La première italienne de L’Amour de Danaé de Strauss, à Gênes, devait avoir lieu le dimanche 6 avril : en raison d’une grève, causée par la reprise du conflit entre les salariés de la Fondation Teatro Carlo Felice, la direction et la mairie, elle a finalement eu lieu le mercredi 9 avril.
C’est un objet étrange que ce dernier opéra de Strauss, comédie mythologique dans la grande mode du XIXe siècle, imaginant un improbable triangle amoureux entre Danaé, Jupiter et Midas, mais achevé sous les bombes de la Seconde guerre mondiale.
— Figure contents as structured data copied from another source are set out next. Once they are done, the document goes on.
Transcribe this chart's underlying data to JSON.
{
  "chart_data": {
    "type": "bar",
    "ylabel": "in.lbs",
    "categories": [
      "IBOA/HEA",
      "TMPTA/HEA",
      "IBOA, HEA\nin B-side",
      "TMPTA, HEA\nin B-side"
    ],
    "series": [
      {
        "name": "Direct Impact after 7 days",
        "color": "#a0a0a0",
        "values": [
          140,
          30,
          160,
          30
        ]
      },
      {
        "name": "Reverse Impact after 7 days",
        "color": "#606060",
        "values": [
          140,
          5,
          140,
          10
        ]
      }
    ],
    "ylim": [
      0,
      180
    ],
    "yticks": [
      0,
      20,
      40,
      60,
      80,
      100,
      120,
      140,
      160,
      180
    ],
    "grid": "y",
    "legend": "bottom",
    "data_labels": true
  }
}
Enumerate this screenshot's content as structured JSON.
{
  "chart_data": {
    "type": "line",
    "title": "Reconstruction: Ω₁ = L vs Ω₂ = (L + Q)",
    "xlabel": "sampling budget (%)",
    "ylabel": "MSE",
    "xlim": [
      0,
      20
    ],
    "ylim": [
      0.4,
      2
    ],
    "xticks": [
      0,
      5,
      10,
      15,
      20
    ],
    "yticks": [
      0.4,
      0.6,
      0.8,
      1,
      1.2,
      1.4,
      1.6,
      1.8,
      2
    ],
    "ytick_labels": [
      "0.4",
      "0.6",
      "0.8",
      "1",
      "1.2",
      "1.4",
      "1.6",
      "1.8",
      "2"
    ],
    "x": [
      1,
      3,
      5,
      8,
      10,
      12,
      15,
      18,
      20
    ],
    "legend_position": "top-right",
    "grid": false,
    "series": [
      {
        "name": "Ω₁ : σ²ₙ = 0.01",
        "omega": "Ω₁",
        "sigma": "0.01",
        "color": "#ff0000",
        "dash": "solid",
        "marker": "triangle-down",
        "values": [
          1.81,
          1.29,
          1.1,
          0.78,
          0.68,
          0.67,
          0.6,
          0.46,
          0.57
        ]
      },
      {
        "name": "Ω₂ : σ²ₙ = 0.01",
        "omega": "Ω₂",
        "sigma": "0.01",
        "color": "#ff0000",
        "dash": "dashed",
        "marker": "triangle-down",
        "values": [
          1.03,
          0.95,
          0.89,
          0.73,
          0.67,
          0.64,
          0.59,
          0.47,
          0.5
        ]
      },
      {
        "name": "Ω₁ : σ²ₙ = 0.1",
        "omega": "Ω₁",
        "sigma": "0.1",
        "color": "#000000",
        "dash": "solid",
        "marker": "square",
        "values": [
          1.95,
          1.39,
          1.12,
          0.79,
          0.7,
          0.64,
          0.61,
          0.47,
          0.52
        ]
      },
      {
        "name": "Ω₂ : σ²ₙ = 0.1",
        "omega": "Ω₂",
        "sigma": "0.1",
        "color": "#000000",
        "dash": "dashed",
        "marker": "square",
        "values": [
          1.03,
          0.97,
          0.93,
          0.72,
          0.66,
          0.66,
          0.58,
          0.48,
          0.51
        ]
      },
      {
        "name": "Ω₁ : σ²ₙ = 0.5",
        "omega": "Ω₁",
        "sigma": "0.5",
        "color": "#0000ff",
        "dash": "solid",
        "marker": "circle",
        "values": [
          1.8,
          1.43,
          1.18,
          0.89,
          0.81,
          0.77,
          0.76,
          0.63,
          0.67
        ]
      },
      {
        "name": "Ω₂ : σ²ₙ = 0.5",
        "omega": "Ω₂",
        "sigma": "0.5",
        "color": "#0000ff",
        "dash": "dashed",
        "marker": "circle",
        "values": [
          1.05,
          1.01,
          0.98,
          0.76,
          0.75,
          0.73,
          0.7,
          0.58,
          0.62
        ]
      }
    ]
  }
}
Laurence Dale prend à bras le corps cette incongruité pour en faire le point focal de sa lecture de l’œuvre : dans une mise en abyme du théâtre, les personnages semblent jouer, comme dans un rêve, la fiction de la fin d’un monde. C’est une mise en scène empreinte d’une certaine nostalgie : un cadre de scène délabré, un piano renversé et quelques ruines constituent le décor fixe qui relie ceux des trois actes, qui eux en revanche recréent des décors psychédéliques – pour le premier acte – ou mythologisants – pour les deuxième et troisième acte – confinant au clinquant ou au rococo. Ils suggèrent la fin d’une civilisation qui continue, aveugle, à se rejouer son passé doré, ou le souvenir mélancolique d’un monde désormais en flammes. On pense évidemment au regard d’un Strauss octogénaire, ainsi qu’aux autres artistes cosmopolites de sa génération, comme son ami Stefan Zweig, sur la destruction d’une certaine idée de la culture et de l’Europe, mais aussi aux pratiques théâtrales que l’on perpétuait dans les camps de concentration, parfois pour des raisons propagandistes, comme à Theresienstadt – la paroi en briques nues de la partie latérale du cadre de scène évoquait en effet une construction civile ou militaire, et pas seulement théâtrale.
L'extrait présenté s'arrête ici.